The general climate surrounding the government’s initiative has been positive but, as many commentators have pointed out, discussions on the issues highlighted will not be straightforward. The most difficult issue indubitably concerns the reform of the pensions system, about which the Secretary General of the General Confederation of Italian Workers (Confederazione Generale Italiana del Lavoro, Cgil), Guglielmo Epifani, has already announced that ‘the talks are going to be tough’. A similar comment has been made by the Secretary General of the Italian Confederation of Workers’ Trade Unions (Confederazione Italiana dei Sindacati dei Lavoratori, Cisl), Raffaele Bonanni; although he considers Mr Prodi’s speech as ‘a good basis for discussion’, Mr Bonanni has announced his union’s opposition to the government’s plan to reform the pensions system. With regard to social security, Vice-President of Confindustria Alberto Bombassei has commented that ‘a formula that satisfies everybody does not exist; everything is fine for us, provided that it is at zero cost to the public finances’.

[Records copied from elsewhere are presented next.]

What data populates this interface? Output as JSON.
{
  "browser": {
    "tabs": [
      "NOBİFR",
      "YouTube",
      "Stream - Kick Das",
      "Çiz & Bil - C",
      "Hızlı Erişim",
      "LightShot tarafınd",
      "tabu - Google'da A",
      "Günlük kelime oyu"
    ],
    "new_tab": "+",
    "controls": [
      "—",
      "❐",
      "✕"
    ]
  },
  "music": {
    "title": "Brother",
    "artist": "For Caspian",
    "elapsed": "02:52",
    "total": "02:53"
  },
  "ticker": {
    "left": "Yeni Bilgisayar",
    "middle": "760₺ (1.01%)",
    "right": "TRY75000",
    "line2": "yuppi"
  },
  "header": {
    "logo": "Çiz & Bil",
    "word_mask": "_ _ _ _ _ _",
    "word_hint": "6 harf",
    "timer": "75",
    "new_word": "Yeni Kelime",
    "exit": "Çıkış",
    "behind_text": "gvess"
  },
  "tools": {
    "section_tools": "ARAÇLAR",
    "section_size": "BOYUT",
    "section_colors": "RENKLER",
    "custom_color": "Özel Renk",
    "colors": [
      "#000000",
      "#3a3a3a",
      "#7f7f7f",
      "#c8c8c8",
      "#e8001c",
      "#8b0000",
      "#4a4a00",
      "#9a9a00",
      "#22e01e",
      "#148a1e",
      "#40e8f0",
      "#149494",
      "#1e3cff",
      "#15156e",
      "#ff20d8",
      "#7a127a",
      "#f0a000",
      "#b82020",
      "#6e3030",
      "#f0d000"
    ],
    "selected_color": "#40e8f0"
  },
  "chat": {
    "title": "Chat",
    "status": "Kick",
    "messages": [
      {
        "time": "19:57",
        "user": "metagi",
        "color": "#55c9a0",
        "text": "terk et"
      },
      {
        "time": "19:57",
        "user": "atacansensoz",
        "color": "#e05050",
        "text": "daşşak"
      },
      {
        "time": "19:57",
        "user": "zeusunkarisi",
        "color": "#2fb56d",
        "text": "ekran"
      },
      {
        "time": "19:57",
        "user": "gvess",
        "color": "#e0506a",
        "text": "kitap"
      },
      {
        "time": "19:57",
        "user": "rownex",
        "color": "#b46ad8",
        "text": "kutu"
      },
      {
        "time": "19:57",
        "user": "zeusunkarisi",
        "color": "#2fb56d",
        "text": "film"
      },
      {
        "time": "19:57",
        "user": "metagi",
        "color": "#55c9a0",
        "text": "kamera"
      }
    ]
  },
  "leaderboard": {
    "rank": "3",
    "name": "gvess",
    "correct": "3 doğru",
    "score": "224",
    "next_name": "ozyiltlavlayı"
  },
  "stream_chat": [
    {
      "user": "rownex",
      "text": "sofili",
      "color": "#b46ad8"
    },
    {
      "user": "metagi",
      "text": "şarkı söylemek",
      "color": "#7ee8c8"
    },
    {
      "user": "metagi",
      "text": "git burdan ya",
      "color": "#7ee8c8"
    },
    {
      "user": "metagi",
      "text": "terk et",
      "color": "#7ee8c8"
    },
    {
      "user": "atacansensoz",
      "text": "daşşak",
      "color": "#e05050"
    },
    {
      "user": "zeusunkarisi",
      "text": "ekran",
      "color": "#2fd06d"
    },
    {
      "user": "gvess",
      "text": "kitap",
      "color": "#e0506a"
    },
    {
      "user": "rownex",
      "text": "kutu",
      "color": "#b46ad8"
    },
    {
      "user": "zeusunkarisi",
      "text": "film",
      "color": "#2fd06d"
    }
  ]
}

Discussions on public administration also promise to be controversial, with the trade unions announcing strike action in this regard. Although the parties signed a memorandum on public employment and the reorganisation of public services (IT0702039I), they have still failed to reach agreement on the pay-related part of the renewal of the national collective labour agreement (Contratto Collettivo Nazionale di Lavoro, CCNL) for civil servants which expired 17 months ago.

Commentary

The attempt to return to concertation as a method for governance of Italy’s industrial and economic policies undoubtedly marks a clean break with the recent past of the right-wing government under the leadership of Silvio Berlusconi. Nevertheless, the outcomes of the talks are by no means conclusive. In fact, numerous questions still remain for discussion, and the effort required from the social partners, especially from the trade unions, may prove to be excessively onerous. The matters on which it seems most difficult to reach agreement are the pensions system and the renewal of the pay-related part of the CCNL for civil servants. In terms of the pensions system, the proposals that Minister Damiano intended to put forward to the social partners were rejected from the outset by both the social partners and members of the government itself. The situation relating to the CCNL seems less difficult to resolve.

In relation to the discussion on the industrial relations model, incentives for Company performance-related bargaining are certainly important ways of increasing labour productivity, which has significantly diminished in recent years, and to relaunch the Italian economy. However, broader action will be necessary to increase the system’s overall effectiveness. On this point, proper discussion has yet to begin, and even though numerous actors are pushing in this direction, it is difficult to merge the proposals into common goals (IT0508307F, IT0508206F, IT0412306F).

Another critical point in the government’s initiative concerns the time scale for implementing the various measures. Although, as Minister Padoa Schioppa has underlined, ‘history teaches that there have been vital negotiations that lasted for a few days or a few weeks’, it is unlikely that agreement will be reached in the timescale envisaged, given the disagreement between the parties on certain issues of central importance.